Whenever my colleagues and I discuss the shifting sands of chemical manufacturing, conversation turns to how continuous learning guides safer, smarter production. Reading the fine print on safety data and drawing from lived experience make up the backbone of smart industrial practice. TEGEE isn’t the answer in every setting, but it’s made a real-world difference for countless teams I’ve worked with—cutting health complaints, keeping product quality high, and smoothing operations across a span of industries hungry for manageable, reliable solvents.
Triethylene glycol monoethyl ether fills a unique space in today’s chemical landscape, supporting manufacturers who prize efficiency, safety, and environmental stewardship. From practical experience, it stands above many alternatives for its ability to balance performance with lower occupational risk and manageable downstream environmental impact. Factoring in real-world user experiences, peer-reviewed safety and environmental findings, and shifts in regulatory expectations, TEGEE doesn’t just keep pace—it sets a reliable standard that other solvents strive to reach.

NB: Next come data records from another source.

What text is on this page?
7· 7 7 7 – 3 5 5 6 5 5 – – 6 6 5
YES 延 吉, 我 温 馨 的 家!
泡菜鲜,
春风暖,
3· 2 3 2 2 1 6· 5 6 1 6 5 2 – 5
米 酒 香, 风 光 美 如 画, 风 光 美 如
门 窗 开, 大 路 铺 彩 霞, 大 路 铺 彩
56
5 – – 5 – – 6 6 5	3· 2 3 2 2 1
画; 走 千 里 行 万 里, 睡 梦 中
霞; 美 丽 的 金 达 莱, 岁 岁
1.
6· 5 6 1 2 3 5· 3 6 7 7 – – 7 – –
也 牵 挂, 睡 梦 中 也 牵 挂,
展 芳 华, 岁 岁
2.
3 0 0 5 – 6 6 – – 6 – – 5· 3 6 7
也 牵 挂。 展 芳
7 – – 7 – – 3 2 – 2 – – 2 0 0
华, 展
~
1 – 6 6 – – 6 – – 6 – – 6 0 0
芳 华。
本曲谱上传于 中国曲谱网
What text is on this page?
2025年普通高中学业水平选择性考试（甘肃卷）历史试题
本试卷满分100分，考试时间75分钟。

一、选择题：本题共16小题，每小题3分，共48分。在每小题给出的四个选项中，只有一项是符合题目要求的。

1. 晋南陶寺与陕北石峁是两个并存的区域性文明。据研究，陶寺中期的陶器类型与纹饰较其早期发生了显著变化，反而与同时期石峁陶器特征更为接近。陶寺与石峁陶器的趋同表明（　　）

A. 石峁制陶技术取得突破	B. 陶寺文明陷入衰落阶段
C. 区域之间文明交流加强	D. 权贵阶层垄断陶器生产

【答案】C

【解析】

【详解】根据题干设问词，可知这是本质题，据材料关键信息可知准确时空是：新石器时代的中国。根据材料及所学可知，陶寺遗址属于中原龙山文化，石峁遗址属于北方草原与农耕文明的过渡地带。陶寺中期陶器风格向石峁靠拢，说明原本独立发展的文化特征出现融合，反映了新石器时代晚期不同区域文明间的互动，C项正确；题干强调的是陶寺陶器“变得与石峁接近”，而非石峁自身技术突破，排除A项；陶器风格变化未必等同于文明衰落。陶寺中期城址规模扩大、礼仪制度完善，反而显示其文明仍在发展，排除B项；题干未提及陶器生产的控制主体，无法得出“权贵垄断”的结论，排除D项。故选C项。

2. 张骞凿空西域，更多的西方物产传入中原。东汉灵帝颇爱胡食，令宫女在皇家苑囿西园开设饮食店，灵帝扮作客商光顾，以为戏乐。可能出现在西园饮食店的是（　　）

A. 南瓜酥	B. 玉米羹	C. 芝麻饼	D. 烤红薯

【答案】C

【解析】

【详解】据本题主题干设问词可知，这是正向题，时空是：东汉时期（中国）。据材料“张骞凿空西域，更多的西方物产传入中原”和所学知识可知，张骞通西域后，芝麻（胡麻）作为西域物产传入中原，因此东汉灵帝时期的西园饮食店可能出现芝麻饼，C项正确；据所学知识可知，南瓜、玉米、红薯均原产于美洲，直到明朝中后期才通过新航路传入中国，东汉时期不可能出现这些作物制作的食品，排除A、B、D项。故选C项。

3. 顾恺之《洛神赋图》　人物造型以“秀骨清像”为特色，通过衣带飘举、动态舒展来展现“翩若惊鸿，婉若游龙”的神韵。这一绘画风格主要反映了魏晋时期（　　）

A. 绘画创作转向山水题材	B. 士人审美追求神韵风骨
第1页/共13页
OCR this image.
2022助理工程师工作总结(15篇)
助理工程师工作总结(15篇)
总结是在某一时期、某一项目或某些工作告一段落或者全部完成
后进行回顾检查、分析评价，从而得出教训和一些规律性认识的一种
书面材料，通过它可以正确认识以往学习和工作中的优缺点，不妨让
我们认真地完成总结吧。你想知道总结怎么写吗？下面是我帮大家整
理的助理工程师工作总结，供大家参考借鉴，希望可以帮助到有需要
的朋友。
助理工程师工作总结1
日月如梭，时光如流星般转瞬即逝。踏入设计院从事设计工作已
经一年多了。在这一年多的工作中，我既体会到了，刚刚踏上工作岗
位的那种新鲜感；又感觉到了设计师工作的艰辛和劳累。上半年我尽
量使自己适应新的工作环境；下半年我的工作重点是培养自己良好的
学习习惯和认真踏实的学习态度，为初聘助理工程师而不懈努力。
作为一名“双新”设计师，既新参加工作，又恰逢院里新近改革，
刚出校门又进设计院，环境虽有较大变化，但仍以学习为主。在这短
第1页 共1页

Choosing the right solvent remains a nuanced game of trade-offs. TEGEE satisfies so many pressing needs not by dazzling with a single feature, but by sidestepping known pitfalls that still snag its competitors. Long after its first laboratory test, this glycol ether continues to prove its worth every day in the hands of skilled chemical professionals—across workshop floors and in state-of-the-art research labs alike.